Капитан покраснел, подскочил, уже даже рот раскрыл, потом внезапно успокоился, криво улыбнулся:
– Ну, ты сам выбрал свою судьбу, Громов. Эй, надзиратель! Обратно в барак его!
Зашел Казах, мрачно произнес:
– Руки за спэну.
Я заложил руки, и мы пошли обратно. Солнце уже наполовину вылезло, вокруг пели птички, летали бабочки. Так не хотелось умирать…
– Эх, зря ты, Пэ тринадцаты, злил капитана, – вздохнул за спиной Казах. – Погибнешь тэпэрь.
– Иншааллах, – на автомате произнес я.
– Э-э… Ты арабски знаешь? – удивился надзиратель.
– Да нет, был у нас в роте один мусульманин, чеченец, так он постоянно повторял. Как начнут немцы бомбить, так сразу: «На все воля Аллаха».
– Сам-то в Бога веришь?
– В судьбу верю, – буркнул я, ускоряя шаг.
Казах повел меня не к бараку, а прямо к столовой, где уже, к моему удивлению, очереди на входе не было. Заходи и ешь. Я благодарно кивнул ему, поднялся на крыльцо.
Наш отряд был уже внутри, зэки сидели за тремя длинными столами, стучали ложками. Пробираясь через тесноту, от каждой бригады по три арестанта носили на деревянных подносах миски. Обратно уносили пустую посуду. Рядом ошивались «черти» – любители вылизать остатки. Кормили в лагере голодно, едва-едва давали норму, да и ту разворовывали.
Бандеровцы сидели на краю стола, нагло пялились на меня, ухмыляясь. Босой оставил мне место, и даже не тронутая каша стояла на своем месте.
– Пятно слышал, что ночью тебя убивать будут, – зашептал мне вор на ухо. – Уже и заточки из тайников перетащили в барак.
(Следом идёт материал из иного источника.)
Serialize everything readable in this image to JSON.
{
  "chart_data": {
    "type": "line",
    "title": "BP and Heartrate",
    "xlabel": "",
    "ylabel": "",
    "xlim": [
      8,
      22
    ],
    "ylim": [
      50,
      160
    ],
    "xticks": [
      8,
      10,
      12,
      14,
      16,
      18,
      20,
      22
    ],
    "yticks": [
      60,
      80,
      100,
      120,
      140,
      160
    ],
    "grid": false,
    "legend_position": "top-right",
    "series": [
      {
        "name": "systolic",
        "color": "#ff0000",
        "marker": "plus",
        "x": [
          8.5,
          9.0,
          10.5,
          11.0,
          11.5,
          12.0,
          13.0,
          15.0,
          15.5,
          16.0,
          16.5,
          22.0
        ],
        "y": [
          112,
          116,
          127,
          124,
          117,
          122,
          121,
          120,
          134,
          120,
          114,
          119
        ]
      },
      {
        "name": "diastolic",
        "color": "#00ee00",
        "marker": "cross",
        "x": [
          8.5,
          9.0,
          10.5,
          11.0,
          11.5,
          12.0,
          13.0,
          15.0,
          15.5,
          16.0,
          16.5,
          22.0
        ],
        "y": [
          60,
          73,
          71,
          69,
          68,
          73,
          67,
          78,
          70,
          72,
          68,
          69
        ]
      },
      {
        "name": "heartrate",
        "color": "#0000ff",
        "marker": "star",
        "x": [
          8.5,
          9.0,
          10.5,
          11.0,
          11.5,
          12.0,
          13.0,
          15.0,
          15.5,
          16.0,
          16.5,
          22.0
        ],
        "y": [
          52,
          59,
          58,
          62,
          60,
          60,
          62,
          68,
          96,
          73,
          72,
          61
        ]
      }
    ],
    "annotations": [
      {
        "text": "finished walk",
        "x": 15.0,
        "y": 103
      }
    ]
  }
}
Я скрипнул зубами, вытащил ложку из сапога, принялся есть застывшую кашу. Босой вытащил из-за пазухи мою пайку. Живем! Или нет?
* * *
Вывели из зоны быстро, будто подгонял кто. То топтались перед стаканом по полчаса, пока конвой разродится, а сегодня не успели подойти, как уже и ворота открыли, и собачка рычит, слюни роняет. Знаю я тебя, Ладка, рычи, работа твоя такая.
Вот и счет пошел, щупленький сержант, преисполненный собственной значимостью, как на параде начал выкрикивать: «Первая пятерка… вторая… строй держим, сейчас назад загоню, если собьюсь!» Вот и прошли восемь пятерок и два шныря с ящиком обеденным в придачу. Всего сорок два, значит.
И до делянки быстро дошли, как на заказ – минут сорок, и отряд уже внутри временного ограждения. Двое часовых по углам, один возле ворот, остальные – у костерка, который тут же развели шныри.
Сегодня за вертухая Полищук. Странно, что он, не его смена. Он послезавтра, а сегодня Семенкив должен быть. Ну да нам не все ли равно? Хотя Полищук всяко лучше, этот хоть понапрасну горло не дерет. Видать, с женой у него все хорошо, не надо на зэках доказывать, что чего-то стоишь.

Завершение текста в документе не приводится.